I was never the type of graduate student who wanted to spend endless hours at the bench. While I love research, my attention always seemed to drift to political campaigns, community issues, or anger at policy directions I disagreed with.

I spent my spare time on these topics and it wasn’t long before my advisor suggested that I pursue a AAAS Science &Technology Policy Fellowship following my thesis defense. I was thrilled to finally find an option that would marry my proclivity for social settings with my passion for science and policy. It’s been more than a year since I concluded my AAAS Fellowship, and it was everything I imagined and more.

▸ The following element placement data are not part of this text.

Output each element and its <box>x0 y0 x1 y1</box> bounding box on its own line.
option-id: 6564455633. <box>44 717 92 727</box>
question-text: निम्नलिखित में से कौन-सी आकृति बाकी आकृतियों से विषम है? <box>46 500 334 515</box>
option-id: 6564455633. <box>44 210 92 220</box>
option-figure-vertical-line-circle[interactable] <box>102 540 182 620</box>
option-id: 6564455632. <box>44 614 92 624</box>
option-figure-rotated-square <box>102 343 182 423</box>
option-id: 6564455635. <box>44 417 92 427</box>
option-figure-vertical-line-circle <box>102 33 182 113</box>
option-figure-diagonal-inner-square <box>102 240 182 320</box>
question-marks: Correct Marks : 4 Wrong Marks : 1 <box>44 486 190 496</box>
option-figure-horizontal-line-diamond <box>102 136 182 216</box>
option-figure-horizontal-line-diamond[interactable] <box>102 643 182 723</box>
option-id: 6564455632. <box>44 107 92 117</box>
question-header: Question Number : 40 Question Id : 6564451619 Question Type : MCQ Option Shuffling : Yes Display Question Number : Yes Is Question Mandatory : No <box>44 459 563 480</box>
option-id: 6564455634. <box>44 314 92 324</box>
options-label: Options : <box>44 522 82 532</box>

From negotiations in the Middle East to reform science curricula, to debating the evidence for the effects of climate change on the intensity of hurricanes with policymakers, I have seen science policy in action, and at times helped shaped it. In spring 2009, as I stood under the wing of Air Force One, about to begin my duty as control officer for President Obama’s Secretary of Energy at the Summit of the Americas, I could not believe how far I had come since I was matched with my fellowship host office and informed that I was invited to Washington, D.C.

I now serve full-time as science advisor for Western Hemisphere Affairs at the State Department, where I recommend strategies to engage the Americas on environment, technology and health concerns. At a time in our history when the issues I am most passionate about are at the top of the agenda, the AAAS Fellowship positioned me at the center of the action. I love every minute of the work.

November 2014 update: Frances Colón is Acting Science and Technology Adviser to the U.S. Secretary of State.

Disclaimer: The perspectives and opinions expressed in this article do not necessarily reflect the views of AAAS, the Science & Technology Policy Fellowships, the U.S. Government, or the U.S. Department of State.